Okay, so talking about D-wave is certainly not good for my Zen-Budha nature. Not good at all! So let’s talk about something related to D-wave but only tangentially so that I can get that Zen-Budha nature back.

One issue that comes up a lot in discussion about D-wave is simulated annealing. Wikipedia does a nice job defining simulating annealing. The basic idea is to mimic cooling in a physical system. Suppose you have a space of different configurations and some sort of energy function on this space. You’re goal is to find the lowest energy configuration because then you will be the coolest physicist on the block…and of course at the same time you might be solving some very hard computational problem. At a given step in the simulated annealing algorithm, you are in a given configuration and then you take a step in a neighborhood of this configuration. The probability of your particular change depends on a parameter T which is roughly the temperature. The simplest update rule is something like Metropolis Monte Carlo: if the energy is decreased, then always accept the change but if the energy is increased, accept this change with a probability [tex]$e^{-1/T}[/tex]. Of course more complex update rules are possible, but you get the idea. Then as a function of time you decrease the temperature and roughly freeze out the system. Hopefully when the temperature has reached zero you will either be at the global minimum energy or will have seen the global optimal energy. Okay, so a cool strategy for finding a global optimum. (Okay, okay, that will be my last temperature joke!)

But if there is one thing you learn when you begin to learn about classical algorithms it is that oftentimes what is good for solving one problem can be bad for solving other problems. Take, for example the maximum matching problem. A matching of a graph is a set of edges which do not share common vertices. The maximum matching problem is to find a matching with the largest number of edges. There is a classical algorithm for finding the maximum matching which runs in a time proportional to the number of edges times the square root of the number of vertices (due to Micali and V. Vazirani). In other words the running time of this algorithm is polynomial.

Now what happens if we run simulated annealing on this problem? Well of course simulated annealing is a meta-algorithm…there is a lot I haven’t specified. But just take a fairly generic and straightforward way of implementing simulated annealing for this problem. Then it was shown by Sasaki and Hajek that there exist bad instances for this approach. In other words simulated annealing fails to find the maximum matching in a time polynomial in the size of the graph. Doh! On the other hand, simulated annealing does find a “close” maximum matching for suitably small temperatures. This later fact is interesting, but what is more interesting to me is the fact that the simulated annealing algorithm fails where a classical polynomial time algorithm is known to exist.

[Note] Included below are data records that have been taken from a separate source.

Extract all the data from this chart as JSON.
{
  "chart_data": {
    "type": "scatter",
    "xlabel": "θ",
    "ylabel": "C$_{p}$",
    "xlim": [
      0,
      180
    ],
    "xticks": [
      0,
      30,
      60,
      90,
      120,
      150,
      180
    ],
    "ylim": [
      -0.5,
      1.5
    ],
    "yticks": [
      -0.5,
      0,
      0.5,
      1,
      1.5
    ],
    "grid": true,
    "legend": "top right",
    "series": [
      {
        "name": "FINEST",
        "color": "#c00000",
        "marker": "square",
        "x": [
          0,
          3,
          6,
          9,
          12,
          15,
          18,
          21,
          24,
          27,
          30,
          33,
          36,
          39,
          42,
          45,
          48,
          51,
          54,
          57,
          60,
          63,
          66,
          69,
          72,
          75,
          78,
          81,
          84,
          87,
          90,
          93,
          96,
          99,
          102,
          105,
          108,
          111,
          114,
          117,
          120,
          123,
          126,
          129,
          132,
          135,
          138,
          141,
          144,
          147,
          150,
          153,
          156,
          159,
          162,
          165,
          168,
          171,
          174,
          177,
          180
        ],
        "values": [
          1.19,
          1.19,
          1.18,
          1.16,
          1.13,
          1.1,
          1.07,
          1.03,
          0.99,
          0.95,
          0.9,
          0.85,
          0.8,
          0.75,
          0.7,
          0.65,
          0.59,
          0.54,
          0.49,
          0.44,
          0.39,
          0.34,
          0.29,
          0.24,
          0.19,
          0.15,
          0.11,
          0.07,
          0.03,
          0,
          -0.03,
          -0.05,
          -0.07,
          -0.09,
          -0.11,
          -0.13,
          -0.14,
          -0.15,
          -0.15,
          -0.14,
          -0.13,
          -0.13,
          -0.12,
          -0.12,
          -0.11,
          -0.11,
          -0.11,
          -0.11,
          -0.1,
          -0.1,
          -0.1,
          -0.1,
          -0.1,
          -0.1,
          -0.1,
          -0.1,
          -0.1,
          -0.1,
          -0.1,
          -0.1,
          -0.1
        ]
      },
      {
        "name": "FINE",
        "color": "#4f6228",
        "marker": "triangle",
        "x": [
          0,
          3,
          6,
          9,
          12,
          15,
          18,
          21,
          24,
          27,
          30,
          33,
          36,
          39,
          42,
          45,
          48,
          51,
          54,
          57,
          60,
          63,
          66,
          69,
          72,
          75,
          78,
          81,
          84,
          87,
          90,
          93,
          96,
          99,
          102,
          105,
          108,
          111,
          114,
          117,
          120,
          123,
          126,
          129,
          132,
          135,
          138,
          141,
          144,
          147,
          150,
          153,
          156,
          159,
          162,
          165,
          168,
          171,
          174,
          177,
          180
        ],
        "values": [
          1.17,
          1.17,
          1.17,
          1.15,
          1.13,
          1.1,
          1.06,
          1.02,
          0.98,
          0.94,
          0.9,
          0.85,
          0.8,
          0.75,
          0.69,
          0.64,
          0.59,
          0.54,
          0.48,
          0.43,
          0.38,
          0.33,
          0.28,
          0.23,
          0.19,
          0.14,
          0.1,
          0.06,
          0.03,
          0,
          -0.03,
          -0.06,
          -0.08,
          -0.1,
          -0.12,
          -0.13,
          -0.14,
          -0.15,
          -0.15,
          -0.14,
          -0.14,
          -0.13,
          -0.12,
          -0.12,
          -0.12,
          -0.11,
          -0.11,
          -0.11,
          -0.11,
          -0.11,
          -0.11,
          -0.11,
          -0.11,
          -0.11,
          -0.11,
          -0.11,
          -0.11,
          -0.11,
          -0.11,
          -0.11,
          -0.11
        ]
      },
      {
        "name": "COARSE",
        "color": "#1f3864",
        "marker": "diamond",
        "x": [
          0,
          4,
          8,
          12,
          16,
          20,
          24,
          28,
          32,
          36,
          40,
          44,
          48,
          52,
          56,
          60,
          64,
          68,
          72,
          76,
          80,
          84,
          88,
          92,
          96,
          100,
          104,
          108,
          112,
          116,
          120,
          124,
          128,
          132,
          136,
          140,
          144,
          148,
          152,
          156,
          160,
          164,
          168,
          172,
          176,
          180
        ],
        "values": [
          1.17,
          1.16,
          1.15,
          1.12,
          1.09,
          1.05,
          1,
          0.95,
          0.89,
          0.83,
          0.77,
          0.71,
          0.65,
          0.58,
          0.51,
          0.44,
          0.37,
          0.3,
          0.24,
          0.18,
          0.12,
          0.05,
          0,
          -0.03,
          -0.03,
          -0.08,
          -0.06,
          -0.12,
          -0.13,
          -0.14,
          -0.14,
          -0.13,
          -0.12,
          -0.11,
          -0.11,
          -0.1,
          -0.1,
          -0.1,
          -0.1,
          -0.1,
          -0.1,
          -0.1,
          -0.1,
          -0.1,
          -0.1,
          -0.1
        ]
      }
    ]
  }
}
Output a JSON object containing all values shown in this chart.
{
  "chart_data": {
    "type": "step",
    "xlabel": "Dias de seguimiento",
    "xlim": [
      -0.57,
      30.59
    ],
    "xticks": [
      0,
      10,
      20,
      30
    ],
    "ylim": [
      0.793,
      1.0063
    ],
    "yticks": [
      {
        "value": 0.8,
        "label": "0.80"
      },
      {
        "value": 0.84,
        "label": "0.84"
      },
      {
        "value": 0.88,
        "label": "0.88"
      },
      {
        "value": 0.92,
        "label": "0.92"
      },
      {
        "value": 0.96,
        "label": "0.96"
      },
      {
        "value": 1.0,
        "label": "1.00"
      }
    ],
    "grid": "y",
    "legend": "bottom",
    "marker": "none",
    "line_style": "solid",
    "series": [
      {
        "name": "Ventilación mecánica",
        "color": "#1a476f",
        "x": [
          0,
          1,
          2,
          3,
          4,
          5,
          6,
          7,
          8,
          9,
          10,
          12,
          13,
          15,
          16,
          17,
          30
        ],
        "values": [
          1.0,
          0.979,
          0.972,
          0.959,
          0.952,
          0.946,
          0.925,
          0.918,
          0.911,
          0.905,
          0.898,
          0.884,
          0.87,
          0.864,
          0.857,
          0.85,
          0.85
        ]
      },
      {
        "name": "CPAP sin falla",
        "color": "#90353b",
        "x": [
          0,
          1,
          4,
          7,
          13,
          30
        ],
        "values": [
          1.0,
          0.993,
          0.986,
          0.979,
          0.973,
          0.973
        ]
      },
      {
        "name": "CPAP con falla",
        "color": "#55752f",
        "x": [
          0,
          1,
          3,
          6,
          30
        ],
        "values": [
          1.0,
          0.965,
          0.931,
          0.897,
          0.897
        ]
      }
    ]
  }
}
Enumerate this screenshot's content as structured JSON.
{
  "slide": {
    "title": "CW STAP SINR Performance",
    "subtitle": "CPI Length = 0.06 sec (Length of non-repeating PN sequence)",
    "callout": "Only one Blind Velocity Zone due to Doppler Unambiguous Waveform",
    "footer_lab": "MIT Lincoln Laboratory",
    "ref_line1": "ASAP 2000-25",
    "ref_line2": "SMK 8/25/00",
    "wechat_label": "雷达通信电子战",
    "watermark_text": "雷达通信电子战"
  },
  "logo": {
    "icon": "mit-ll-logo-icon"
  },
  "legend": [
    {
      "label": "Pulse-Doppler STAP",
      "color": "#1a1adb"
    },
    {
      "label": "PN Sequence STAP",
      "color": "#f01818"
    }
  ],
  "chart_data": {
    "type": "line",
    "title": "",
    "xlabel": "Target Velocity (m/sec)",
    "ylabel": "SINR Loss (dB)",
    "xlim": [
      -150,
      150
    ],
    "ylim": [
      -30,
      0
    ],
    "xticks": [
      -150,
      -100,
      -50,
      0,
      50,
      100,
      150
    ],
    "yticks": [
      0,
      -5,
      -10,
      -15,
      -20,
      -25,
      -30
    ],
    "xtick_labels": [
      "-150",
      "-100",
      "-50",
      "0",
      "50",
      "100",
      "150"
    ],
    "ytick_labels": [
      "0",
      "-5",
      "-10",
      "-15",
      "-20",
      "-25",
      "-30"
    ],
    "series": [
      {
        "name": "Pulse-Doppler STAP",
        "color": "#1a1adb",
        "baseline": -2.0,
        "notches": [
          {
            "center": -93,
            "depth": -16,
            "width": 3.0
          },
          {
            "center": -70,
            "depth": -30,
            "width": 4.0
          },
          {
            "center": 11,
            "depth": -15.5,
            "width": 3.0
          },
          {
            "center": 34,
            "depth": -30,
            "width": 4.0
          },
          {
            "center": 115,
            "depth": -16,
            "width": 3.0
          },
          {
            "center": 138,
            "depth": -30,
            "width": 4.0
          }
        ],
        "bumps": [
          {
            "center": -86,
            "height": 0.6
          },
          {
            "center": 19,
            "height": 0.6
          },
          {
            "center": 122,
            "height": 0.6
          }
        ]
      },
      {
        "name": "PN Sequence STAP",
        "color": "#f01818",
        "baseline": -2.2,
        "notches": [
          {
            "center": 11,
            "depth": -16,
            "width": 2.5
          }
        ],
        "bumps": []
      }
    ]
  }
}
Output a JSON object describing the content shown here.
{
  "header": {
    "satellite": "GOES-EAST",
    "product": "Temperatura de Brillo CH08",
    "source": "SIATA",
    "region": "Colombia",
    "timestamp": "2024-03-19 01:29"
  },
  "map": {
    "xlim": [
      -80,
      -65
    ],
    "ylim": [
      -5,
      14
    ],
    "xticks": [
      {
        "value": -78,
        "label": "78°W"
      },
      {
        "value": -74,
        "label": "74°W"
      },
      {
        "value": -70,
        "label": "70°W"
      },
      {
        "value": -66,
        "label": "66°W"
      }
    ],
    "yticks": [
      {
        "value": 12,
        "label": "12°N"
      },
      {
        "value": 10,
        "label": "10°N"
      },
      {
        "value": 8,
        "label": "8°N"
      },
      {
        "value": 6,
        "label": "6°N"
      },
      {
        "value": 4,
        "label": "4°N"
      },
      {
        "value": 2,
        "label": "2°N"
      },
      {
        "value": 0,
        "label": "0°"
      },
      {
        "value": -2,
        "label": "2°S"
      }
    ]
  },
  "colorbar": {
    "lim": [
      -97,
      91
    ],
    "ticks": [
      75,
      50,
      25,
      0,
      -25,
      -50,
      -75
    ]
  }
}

So why does this all matter in the big scheme of things? Because one of the claims made by those who believe in D-wave is that their quantum system will outperform classical simulated annealing. But what does it mean to outperform classical simulated annealing if classical simulated annealing itself isn’t even the best classical algorithm? There is no simple answer to this question as far as I know, but it does give me pause everytime I see simulated annealing compared to some quantum version of this annealing.

I guess all it means is that when simulated annealing is the best known classical method to solve some problem, then a QC will beat a classical computer. When simulated annealing is not the best way, then the QC may or may not win.

Interesting stuff.

Yeah what zevans said.

Also I should point out that there are several important types of problem where simulated annealing is the best known approach (in the heuristic “let’s thry everything we can think of and pick the one that seems to work the best” sense).